Here’s a basic overview of the key concepts and techniques in text analysis:

  1. Text Preprocessing: Before diving into analysis, it’s essential to preprocess the text. This involves steps like removing punctuation, converting text to lowercase, removing stop words (common words like “and,” “the,” “is”), and stemming or lemmatizing words (reducing them to their root form).
  2. Tokenization: Tokenization involves breaking down text into smaller units, such as words, phrases, or sentences. This step is crucial for further analysis because it allows you to manipulate and analyze text at a more granular level.

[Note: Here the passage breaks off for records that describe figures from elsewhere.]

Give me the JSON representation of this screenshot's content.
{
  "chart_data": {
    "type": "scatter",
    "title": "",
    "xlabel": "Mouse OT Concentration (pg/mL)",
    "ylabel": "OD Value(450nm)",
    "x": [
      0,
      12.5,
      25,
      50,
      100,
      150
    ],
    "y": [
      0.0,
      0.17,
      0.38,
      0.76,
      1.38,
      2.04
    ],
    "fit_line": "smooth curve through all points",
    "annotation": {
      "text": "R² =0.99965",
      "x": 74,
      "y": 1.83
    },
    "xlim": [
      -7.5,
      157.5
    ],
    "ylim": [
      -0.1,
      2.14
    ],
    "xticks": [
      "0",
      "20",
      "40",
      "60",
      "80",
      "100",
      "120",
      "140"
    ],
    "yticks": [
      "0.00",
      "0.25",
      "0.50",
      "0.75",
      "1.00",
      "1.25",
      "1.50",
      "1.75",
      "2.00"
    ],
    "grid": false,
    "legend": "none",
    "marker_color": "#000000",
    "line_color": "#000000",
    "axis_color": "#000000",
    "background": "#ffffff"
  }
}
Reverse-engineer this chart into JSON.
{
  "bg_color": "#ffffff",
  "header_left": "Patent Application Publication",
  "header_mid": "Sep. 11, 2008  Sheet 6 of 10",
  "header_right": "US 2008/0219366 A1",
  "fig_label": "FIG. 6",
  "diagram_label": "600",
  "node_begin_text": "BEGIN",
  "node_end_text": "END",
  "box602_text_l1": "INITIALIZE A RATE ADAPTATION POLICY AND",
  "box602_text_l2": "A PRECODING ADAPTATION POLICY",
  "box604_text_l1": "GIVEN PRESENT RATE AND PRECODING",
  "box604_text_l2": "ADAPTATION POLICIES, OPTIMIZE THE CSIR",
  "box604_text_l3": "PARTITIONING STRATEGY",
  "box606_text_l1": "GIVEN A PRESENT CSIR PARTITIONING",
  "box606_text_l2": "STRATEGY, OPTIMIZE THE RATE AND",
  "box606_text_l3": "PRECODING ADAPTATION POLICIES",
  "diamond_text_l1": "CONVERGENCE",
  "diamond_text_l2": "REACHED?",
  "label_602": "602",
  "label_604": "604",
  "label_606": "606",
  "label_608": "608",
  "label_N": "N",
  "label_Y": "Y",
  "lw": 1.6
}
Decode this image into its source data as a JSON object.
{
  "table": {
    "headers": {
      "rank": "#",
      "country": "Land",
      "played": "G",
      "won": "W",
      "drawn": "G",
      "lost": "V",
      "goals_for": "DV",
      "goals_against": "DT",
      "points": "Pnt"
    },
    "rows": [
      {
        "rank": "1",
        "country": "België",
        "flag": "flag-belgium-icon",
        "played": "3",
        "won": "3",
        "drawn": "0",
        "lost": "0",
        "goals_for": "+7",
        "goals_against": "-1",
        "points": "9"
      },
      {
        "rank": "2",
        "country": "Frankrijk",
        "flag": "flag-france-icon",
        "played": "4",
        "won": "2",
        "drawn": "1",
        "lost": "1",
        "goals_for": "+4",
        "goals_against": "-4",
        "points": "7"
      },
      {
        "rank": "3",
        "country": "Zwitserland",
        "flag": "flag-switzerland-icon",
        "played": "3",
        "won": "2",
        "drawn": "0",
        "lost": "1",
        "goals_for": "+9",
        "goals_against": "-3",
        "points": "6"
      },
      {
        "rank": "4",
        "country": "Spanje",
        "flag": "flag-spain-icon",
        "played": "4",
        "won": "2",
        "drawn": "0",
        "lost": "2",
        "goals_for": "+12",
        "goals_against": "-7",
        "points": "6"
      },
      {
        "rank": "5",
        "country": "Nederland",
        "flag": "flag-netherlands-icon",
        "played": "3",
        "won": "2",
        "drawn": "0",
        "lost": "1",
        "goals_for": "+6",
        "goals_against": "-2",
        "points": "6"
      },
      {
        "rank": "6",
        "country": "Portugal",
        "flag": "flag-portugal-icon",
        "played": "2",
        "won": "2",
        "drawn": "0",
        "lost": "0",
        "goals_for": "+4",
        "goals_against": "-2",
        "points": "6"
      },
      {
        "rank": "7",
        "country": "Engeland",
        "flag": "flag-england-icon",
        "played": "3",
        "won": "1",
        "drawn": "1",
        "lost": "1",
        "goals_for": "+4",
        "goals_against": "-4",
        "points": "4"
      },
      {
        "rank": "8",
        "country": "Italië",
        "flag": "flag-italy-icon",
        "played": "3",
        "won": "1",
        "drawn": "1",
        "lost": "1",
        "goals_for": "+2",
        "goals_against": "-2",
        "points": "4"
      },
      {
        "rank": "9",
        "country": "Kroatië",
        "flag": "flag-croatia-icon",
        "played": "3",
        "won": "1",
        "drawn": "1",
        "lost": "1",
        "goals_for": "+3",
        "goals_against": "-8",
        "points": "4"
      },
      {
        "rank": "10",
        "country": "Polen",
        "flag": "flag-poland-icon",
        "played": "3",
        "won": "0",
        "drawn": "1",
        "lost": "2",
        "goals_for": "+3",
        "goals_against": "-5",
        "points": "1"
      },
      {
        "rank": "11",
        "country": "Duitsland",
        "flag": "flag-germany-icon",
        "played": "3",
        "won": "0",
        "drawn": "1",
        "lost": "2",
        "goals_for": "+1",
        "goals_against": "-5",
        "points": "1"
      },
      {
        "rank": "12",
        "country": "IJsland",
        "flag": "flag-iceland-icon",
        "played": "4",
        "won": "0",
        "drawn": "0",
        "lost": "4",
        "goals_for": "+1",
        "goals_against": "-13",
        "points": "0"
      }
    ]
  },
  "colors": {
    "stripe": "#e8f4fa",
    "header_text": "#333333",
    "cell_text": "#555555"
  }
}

  3. Statistical Analysis: Statistical techniques such as frequency analysis, TF-IDF (Term Frequency-Inverse Document Frequency), and n-grams analysis help identify important words or phrases within a corpus of text. These methods can reveal patterns, trends, or anomalies in the data.
  4. Sentiment Analysis: Sentiment analysis aims to determine the emotional tone of a piece of text. It can help businesses understand customer sentiment toward their products or services, or analyze public opinion on social media platforms.
  5. Topic Modeling: Topic modeling is a statistical technique for uncovering hidden thematic structures within a collection of documents. Techniques like Latent Dirichlet Allocation (LDA) or Non-negative Matrix Factorization (NMF) can identify topics and their prevalence in the text.
  6. Named Entity Recognition (NER): NER identifies and classifies named entities mentioned in text, such as people, organizations, locations, dates, and more. It’s useful for tasks like information extraction and content categorization.
  7. Text Classification: Text classification involves categorizing text documents into predefined categories or classes. Machine learning algorithms like Naive Bayes, Support Vector Machines (SVM), or deep learning models such as Convolutional Neural Networks (CNN) or Recurrent Neural Networks (RNN) are commonly used for this task.
  8. Text Generation: Text generation involves creating new text based on existing text data. Techniques such as Markov chains, recurrent neural networks (RNNs), and transformer-based models like GPT (like me!) are used for generating coherent and contextually relevant text.
  9. Evaluation: Evaluating the performance of text analysis models is crucial to ensure their effectiveness. Metrics such as accuracy, precision, recall, F1-score, and perplexity are commonly used to assess model performance.
  10. Visualization: Visualizing text data can aid in understanding patterns and trends. Techniques like word clouds, bar charts, and heatmaps can be used to represent textual information in a visually appealing and informative manner.